For true water softening, you’ll need an additional reverse osmosis water softener. These salt-based systems remove the hard minerals from your water entirely.
How Many Gallons Per Minute (GPM) Do I Need For My Family?
It’s a nightmare you don’t want to consider, installing your new whole house water filter only to notice your water pressure choked to a trickle. What’s the point of perfectly pure water, if you can’t soak it in!
The required flow rate for your family will depend on your home and the number of bathrooms you have. Whilst a single-person household or a couple with limited water requirements might get away with 3 GPM, the average family will use up to 12 GPM.
A shower can use up to 3 GPM alone, whilst flushing the toilet will use around 2 GPM. Add another 3 – 5 GPM for the washing machine and 2 – 3 GPM for the kitchen faucet, and it starts to add up.
For example, to run two showers, a dishwasher, and a washing machine, you would require a flow rate of 14 GPM. Maximizing your flow rate ensures there’s water for the whole family.
How Much Does A Whole House Water Filter Cost?

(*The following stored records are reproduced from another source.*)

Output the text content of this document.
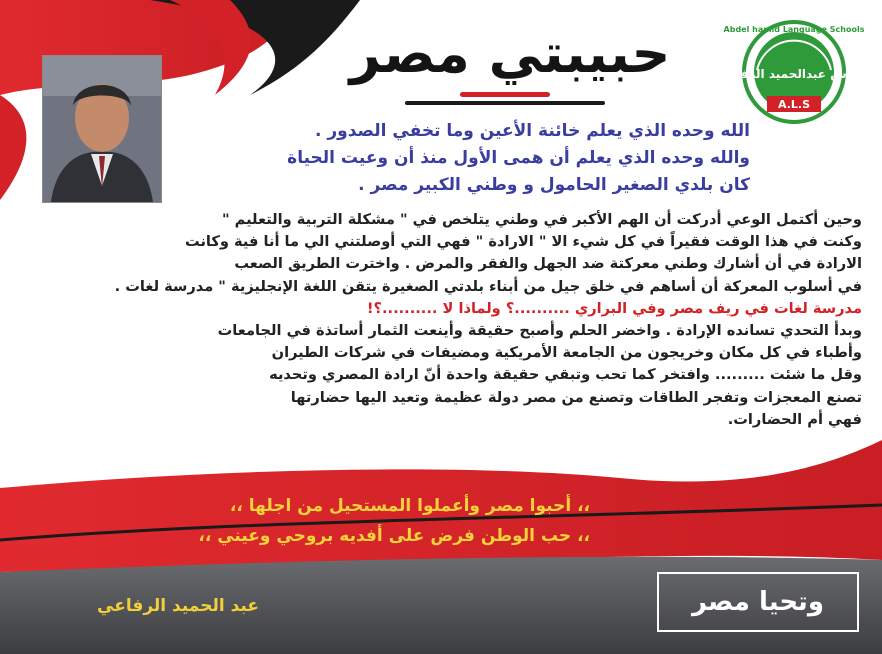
Abdel hamid Language Schools
مدارس عبدالحميد الرفاعي
A.L.S
حبيبتي مصر
الله وحده الذي يعلم خائنة الأعين وما تخفي الصدور .
والله وحده الذي يعلم أن همى الأول منذ أن وعيت الحياة
كان بلدي الصغير الحامول و وطني الكبير مصر .
وحين أكتمل الوعي أدركت أن الهم الأكبر في وطني يتلخص في " مشكلة التربية والتعليم "
وكنت في هذا الوقت فقيراً في كل شيء الا " الارادة " فهي التي أوصلتني الي ما أنا فية وكانت
الارادة في أن أشارك وطني معركتة ضد الجهل والفقر والمرض . واخترت الطريق الصعب
في أسلوب المعركة أن أساهم في خلق جيل من أبناء بلدتي الصغيرة يتقن اللغة الإنجليزية " مدرسة لغات .
مدرسة لغات في ريف مصر وفي البراري ..........؟ ولماذا لا ..........؟!
وبدأ التحدي تسانده الإرادة . واخضر الحلم وأصبح حقيقة وأينعت الثمار أساتذة في الجامعات
وأطباء في كل مكان وخريجون من الجامعة الأمريكية ومضيفات في شركات الطيران
وقل ما شئت ......... وافتخر كما تحب وتبقي حقيقة واحدة أنّ ارادة المصري وتحديه
تصنع المعجزات وتفجر الطاقات وتصنع من مصر دولة عظيمة وتعيد اليها حضارتها
فهي أم الحضارات.
،، أحبوا مصر وأعملوا المستحيل من اجلها ،،
،، حب الوطن فرض على أفديه بروحي وعيني ،،
عبد الحميد الرفاعي	وتحيا مصر
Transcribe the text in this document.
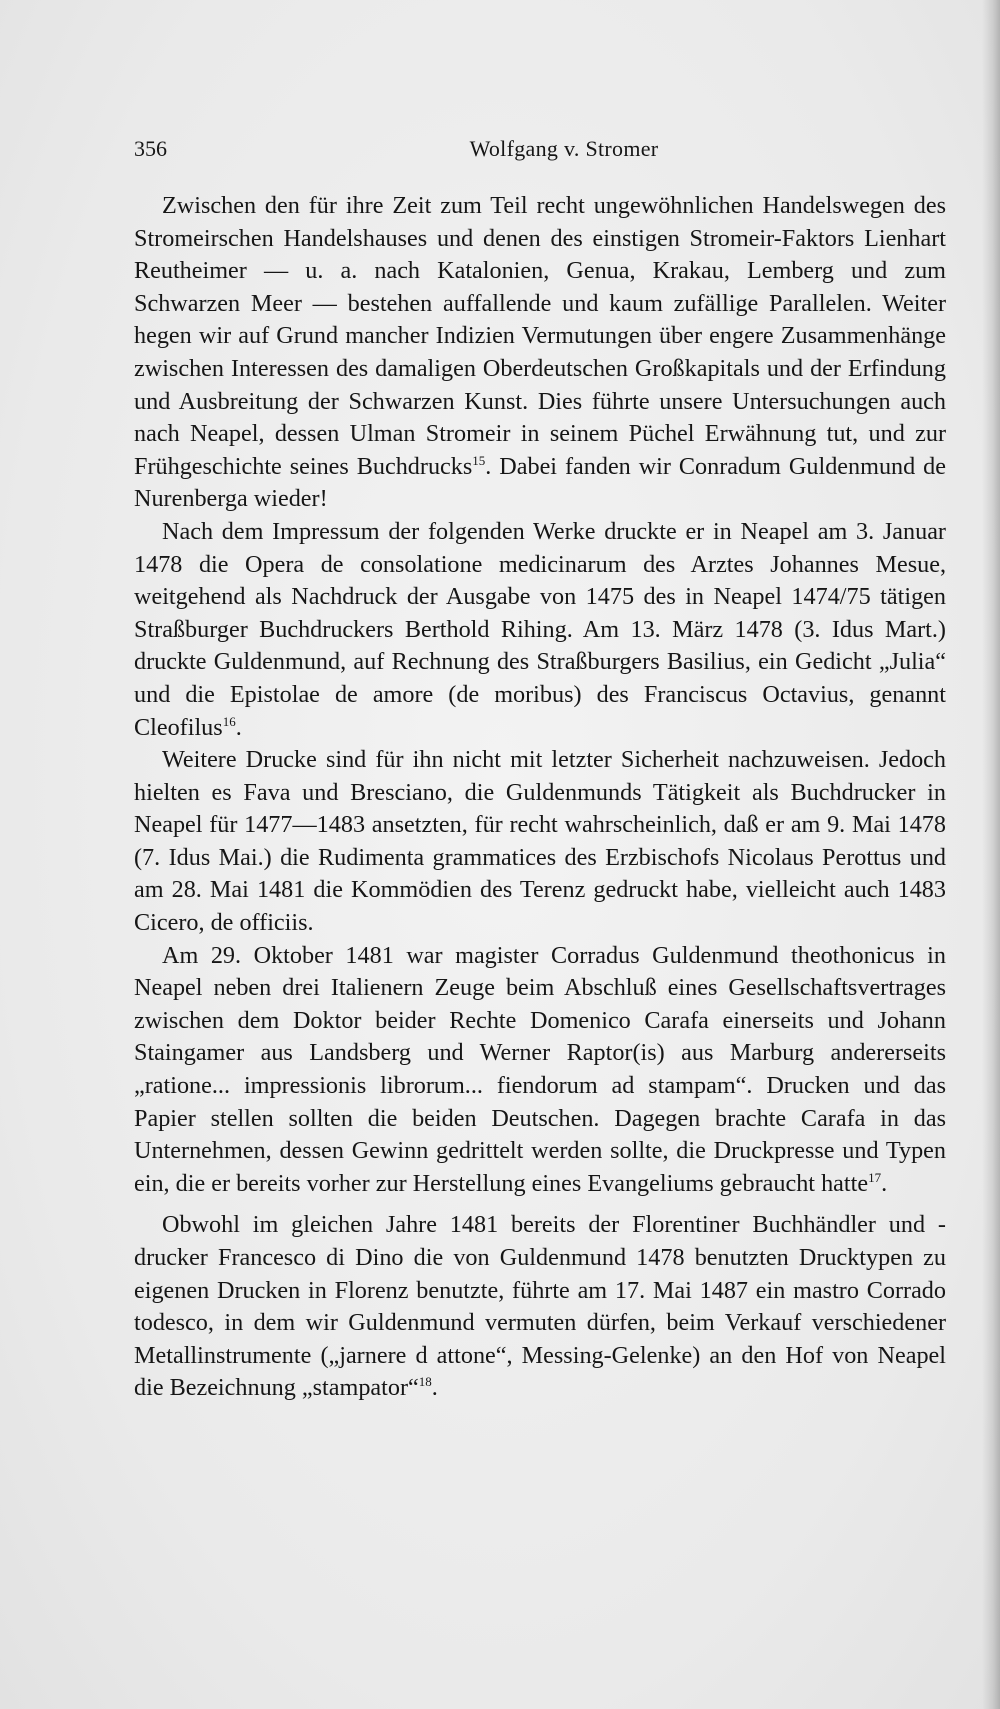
356	Wolfgang v. Stromer

Zwischen den für ihre Zeit zum Teil recht ungewöhnlichen Handelswegen des Stromeirschen Handelshauses und denen des einstigen Stromeir-Faktors Lienhart Reutheimer — u. a. nach Katalonien, Genua, Krakau, Lemberg und zum Schwarzen Meer — bestehen auffallende und kaum zufällige Parallelen. Weiter hegen wir auf Grund mancher Indizien Vermutungen über engere Zusammenhänge zwischen Interessen des damaligen Oberdeutschen Großkapitals und der Erfindung und Ausbreitung der Schwarzen Kunst. Dies führte unsere Untersuchungen auch nach Neapel, dessen Ulman Stromeir in seinem Püchel Erwähnung tut, und zur Frühgeschichte seines Buchdrucks$^{15}$. Dabei fanden wir Conradum Guldenmund de Nurenberga wieder!

Nach dem Impressum der folgenden Werke druckte er in Neapel am 3. Januar 1478 die Opera de consolatione medicinarum des Arztes Johannes Mesue, weitgehend als Nachdruck der Ausgabe von 1475 des in Neapel 1474/75 tätigen Straßburger Buchdruckers Berthold Rihing. Am 13. März 1478 (3. Idus Mart.) druckte Guldenmund, auf Rechnung des Straßburgers Basilius, ein Gedicht „Julia“ und die Epistolae de amore (de moribus) des Franciscus Octavius, genannt Cleofilus$^{16}$.

Weitere Drucke sind für ihn nicht mit letzter Sicherheit nachzuweisen. Jedoch hielten es Fava und Bresciano, die Guldenmunds Tätigkeit als Buchdrucker in Neapel für 1477—1483 ansetzten, für recht wahrscheinlich, daß er am 9. Mai 1478 (7. Idus Mai.) die Rudimenta grammatices des Erzbischofs Nicolaus Perottus und am 28. Mai 1481 die Kommödien des Terenz gedruckt habe, vielleicht auch 1483 Cicero, de officiis.

Am 29. Oktober 1481 war magister Corradus Guldenmund theothonicus in Neapel neben drei Italienern Zeuge beim Abschluß eines Gesellschaftsvertrages zwischen dem Doktor beider Rechte Domenico Carafa einerseits und Johann Staingamer aus Landsberg und Werner Raptor(is) aus Marburg andererseits „ratione... impressionis librorum... fiendorum ad stampam“. Drucken und das Papier stellen sollten die beiden Deutschen. Dagegen brachte Carafa in das Unternehmen, dessen Gewinn gedrittelt werden sollte, die Druckpresse und Typen ein, die er bereits vorher zur Herstellung eines Evangeliums gebraucht hatte$^{17}$.

Obwohl im gleichen Jahre 1481 bereits der Florentiner Buchhändler und -drucker Francesco di Dino die von Guldenmund 1478 benutzten Drucktypen zu eigenen Drucken in Florenz benutzte, führte am 17. Mai 1487 ein mastro Corrado todesco, in dem wir Guldenmund vermuten dürfen, beim Verkauf verschiedener Metallinstrumente („jarnere d attone“, Messing-Gelenke) an den Hof von Neapel die Bezeichnung „stampator“$^{18}$.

Whole house water filters can be found at a range of price points and there’s something for everyone. But how much does a whole house water filter cost? Cheaper models offering adequate filtering for single-person households start at around $300, whilst premium brands offering maximum filtering can stretch to $1000+.
I understand that a whole house water filtration system is quite a big investment. For that reason, you should really think about what you need before you commit to one (especially if you will also have to pay for installation, as many will) but there really are options at most price points.
In terms of value, you can’t beat the 3M Aqua-Pure. It’s a great whole house system, and handles pretty much everything but heavy metals at half the price of some (admittedly slicker) competitors.
If you do want to deal with heavy metals from well water or an older home, I would push you towards the offering from Express Water. Again, it’s an easy-install system that does a lot at a pretty decent price.
For filters that only deal with taste and odor, you could certainly do worse than the Whirlpool which eliminates the need for regular upkeep with its self-cleaning filter and is a doddle to install if you’re even half handy.
The final option, of course, is building your own system. For that I’d use the Aquaboon Big Blue, because so many different filter cartridges fit the housing. You can really customize your system to your water if you go this direction, but you do need plumbing skills.
Whatever filter you choose, make sure it suits the make-up of your water. And remember you can add additional filters under the sink if you can’t quite afford a high efficiency POE system.